A.I. is not going to be what anyone thinks it will be. Yet from a marketing perspective1 it seems like we’re confident we’ve figured it all out.

We’ll use generative A.I. to split test a bajillion versions of a thing. We’ll embrace whatever crumbs the generative engines drop on how their algorithms decide what to reference and surface. We’ll promote whatever new way our company has infused A.I. into its products and services, regardless of whether it’s aligned to established personas or brand guidelines. And we’ll do it all based on how A.I. is being used at this exact moment.

The fact is, people (including your target customers) are still figuring out how they’re going to use A.I.

History tells us that sometimes it’s just a matter of becoming comfortable with it. In the 90s, a lot of people couldn’t fathom that it was going to be o.k. for them to input their credit card information into Netscape as they surfed the World Wide Web. In that case, technology and security and user behavior evolved together.

Sometimes people are the ones who drive the change. Flickr started as an online game which happened to have a photo-sharing feature. The people didn’t care about the game, but they liked sharing photos. The Twitter platform integrated functionality around hashtags and retweets because people were already retweeting and hashtagging things on their own.

This happens all the time. A new technology is typically developed in a way that aligns with human behavior based on current behavioral information,2 and with an expectation of that being how it will be used. But using that new technology actually changes human behavior as we learn to interact with it. The technology is then adjusted to reflect that new behavior, and then in order to fit the updated technology the behavior evolves again, and then so too does the technology — forever and ever amen.
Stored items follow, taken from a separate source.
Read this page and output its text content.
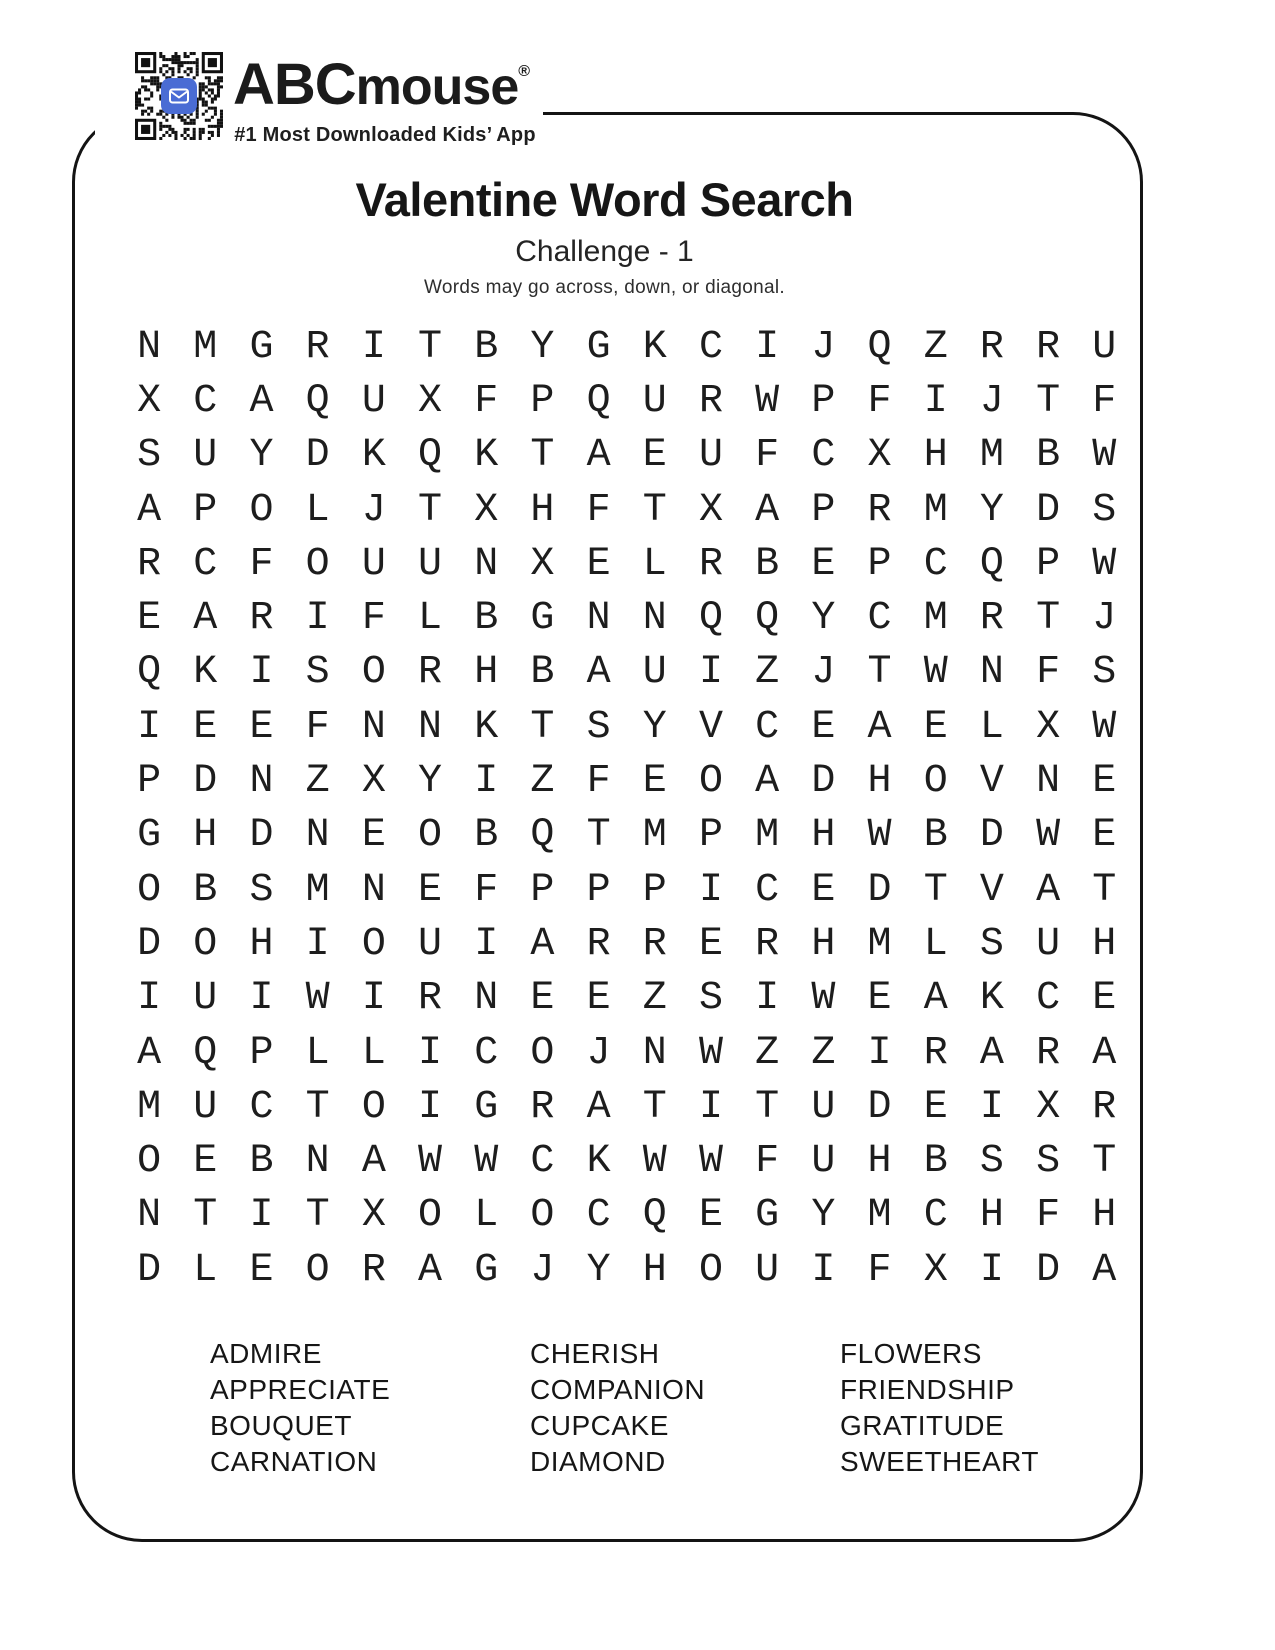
ABCmouse®
#1 Most Downloaded Kids’ App
Valentine Word Search
Challenge - 1
Words may go across, down, or diagonal.
N M G R I T B Y G K C I J Q Z R R U
X C A Q U X F P Q U R W P F I J T F
S U Y D K Q K T A E U F C X H M B W
A P O L J T X H F T X A P R M Y D S
R C F O U U N X E L R B E P C Q P W
E A R I F L B G N N Q Q Y C M R T J
Q K I S O R H B A U I Z J T W N F S
I E E F N N K T S Y V C E A E L X W
P D N Z X Y I Z F E O A D H O V N E
G H D N E O B Q T M P M H W B D W E
O B S M N E F P P P I C E D T V A T
D O H I O U I A R R E R H M L S U H
I U I W I R N E E Z S I W E A K C E
A Q P L L I C O J N W Z Z I R A R A
M U C T O I G R A T I T U D E I X R
O E B N A W W C K W W F U H B S S T
N T I T X O L O C Q E G Y M C H F H
D L E O R A G J Y H O U I F X I D A
ADMIRE
APPRECIATE
BOUQUET
CARNATION
CHERISH
COMPANION
CUPCAKE
DIAMOND
FLOWERS
FRIENDSHIP
GRATITUDE
SWEETHEART
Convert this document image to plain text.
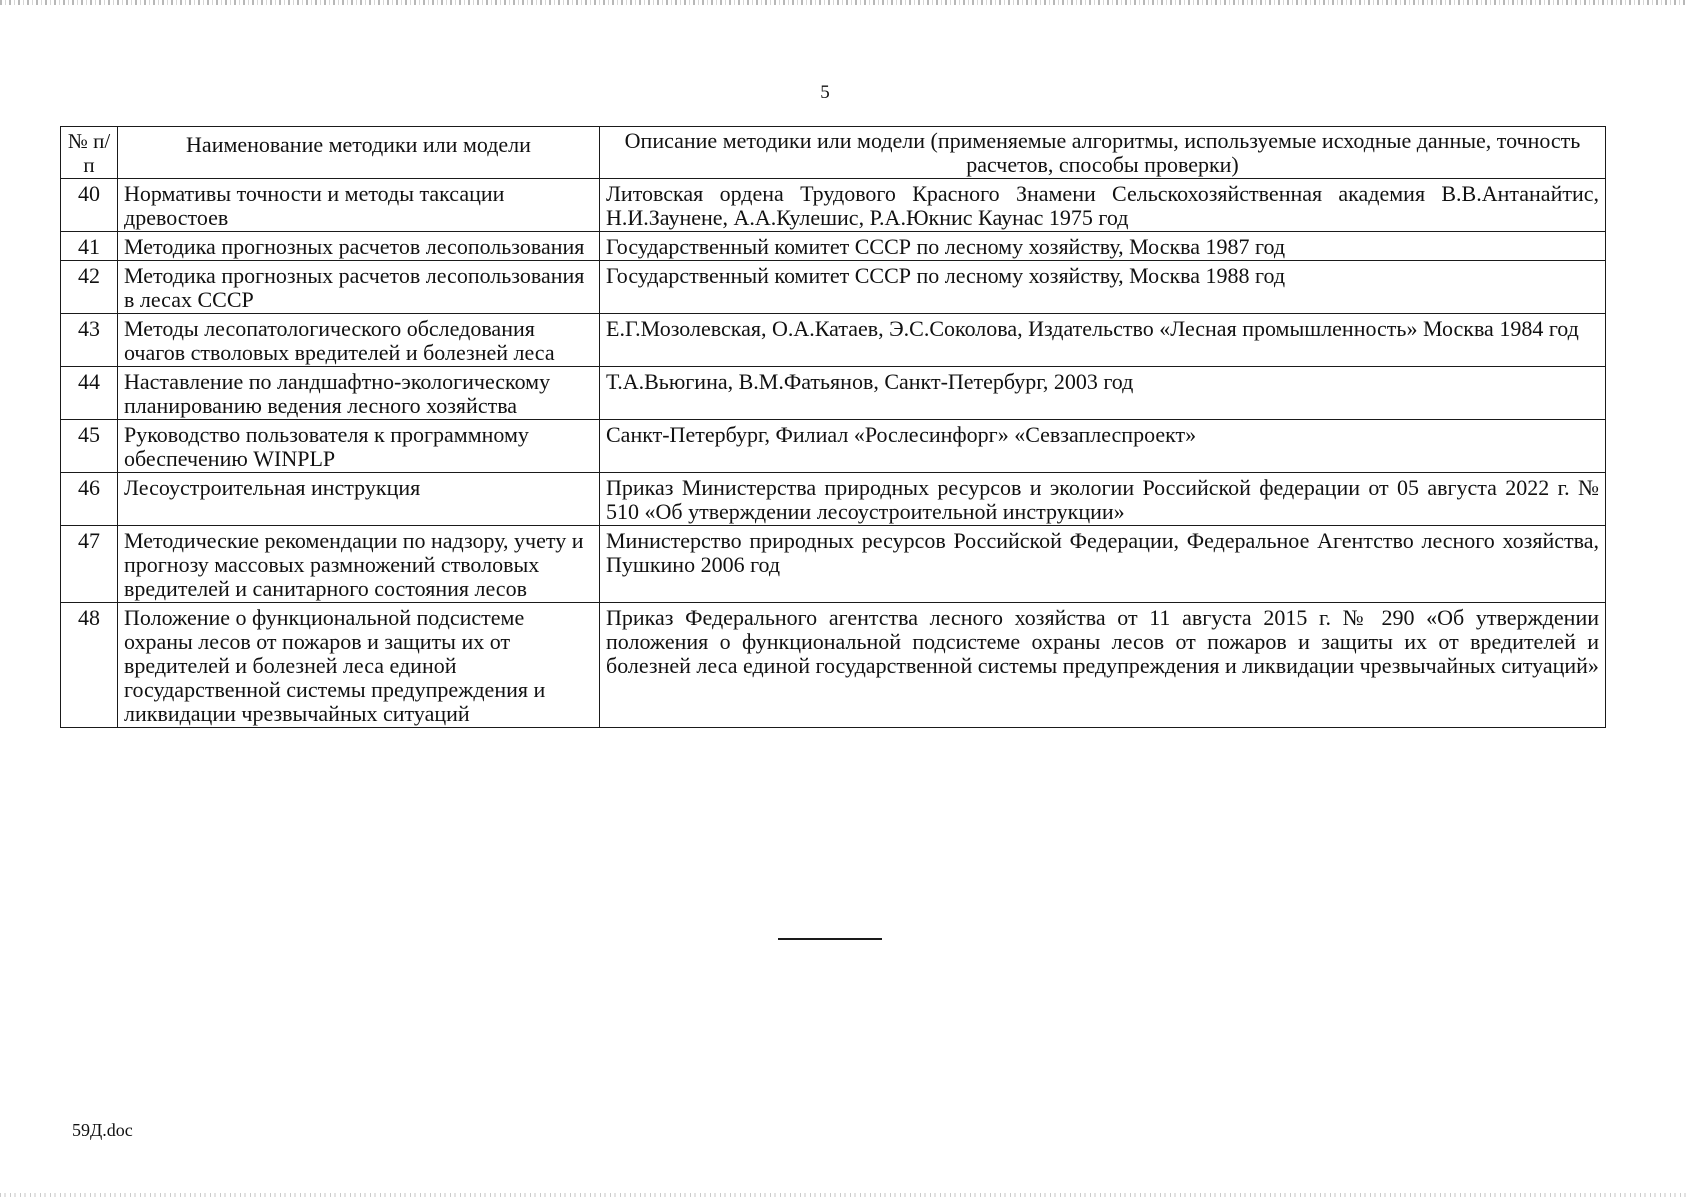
5
№ п/п	Наименование методики или модели	Описание методики или модели (применяемые алгоритмы, используемые исходные данные, точность расчетов, способы проверки)
40	Нормативы точности и методы таксации древостоев	Литовская ордена Трудового Красного Знамени Сельскохозяйственная академия В.В.Антанайтис, Н.И.Заунене, А.А.Кулешис, Р.А.Юкнис Каунас 1975 год
41	Методика прогнозных расчетов лесопользования	Государственный комитет СССР по лесному хозяйству, Москва 1987 год
42	Методика прогнозных расчетов лесопользования в лесах СССР	Государственный комитет СССР по лесному хозяйству, Москва 1988 год
43	Методы лесопатологического обследования очагов стволовых вредителей и болезней леса	Е.Г.Мозолевская, О.А.Катаев, Э.С.Соколова, Издательство «Лесная промышленность» Москва 1984 год
44	Наставление по ландшафтно-экологическому планированию ведения лесного хозяйства	Т.А.Вьюгина, В.М.Фатьянов, Санкт-Петербург, 2003 год
45	Руководство пользователя к программному обеспечению WINPLP	Санкт-Петербург, Филиал «Рослесинфорг» «Севзаплеспроект»
46	Лесоустроительная инструкция	Приказ Министерства природных ресурсов и экологии Российской федерации от 05 августа 2022 г. № 510 «Об утверждении лесоустроительной инструкции»
47	Методические рекомендации по надзору, учету и прогнозу массовых размножений стволовых вредителей и санитарного состояния лесов	Министерство природных ресурсов Российской Федерации, Федеральное Агентство лесного хозяйства, Пушкино 2006 год
48	Положение о функциональной подсистеме охраны лесов от пожаров и защиты их от вредителей и болезней леса единой государственной системы предупреждения и ликвидации чрезвычайных ситуаций	Приказ Федерального агентства лесного хозяйства от 11 августа 2015 г. № 290 «Об утверждении положения о функциональной подсистеме охраны лесов от пожаров и защиты их от вредителей и болезней леса единой государственной системы предупреждения и ликвидации чрезвычайных ситуаций»
59Д.doc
Once when I was driving into work I was about to change lanes but there was a car there. There was maybe enough room for me, but only just, so I wasn’t going to risk it. But then I realized the car was a Tesla, and that it would slow down if I pulled right in front of it.3 New technology was impacting my behavior.

Knowing this happens is nothing new. In the 1962 book Diffusion of Innovations, Everett Rogers wrote, “Until very recently we assumed that adoption of an innovation meant the exact copying or imitation of how the innovation had been used previously in a different setting. Sometimes the adoption of an innovation does indeed represent Identical behavior … In many other cases, however, an innovation is not invariant as it diffuses.”

New technology will simultaneously reflect, change, and adapt to human behavior. Which is why it amazes me how definitive so many people, and marketers specifically, are being about A.I. and its integration with the discipline. Extrapolate all you want, but A.I.’s future, its potential, its applications, and its ultimate use are going to change dramatically as we go, and any foundations you build right now are probably going to need to be demolished at some point.

So how about we take a deep breath and be intentional about what exactly we’re trying to accomplish, and whether the newfangled whatever really is the best way to accomplish it? That’s the approach that will create lasting value while everyone else is preoccupied chasing the shiny new thing.

1  I’m not even going to get into all the A.I.-based startups and SaaS solutions and whatever else that have popped up.

2  Unless you’re Apple in the ‘00s when Steve Jobs just kinda did whatever he wanted with iPod click wheels and whatever else and consumers followed suit.

3  I, of course, didn’t do that; but a lesser man might have.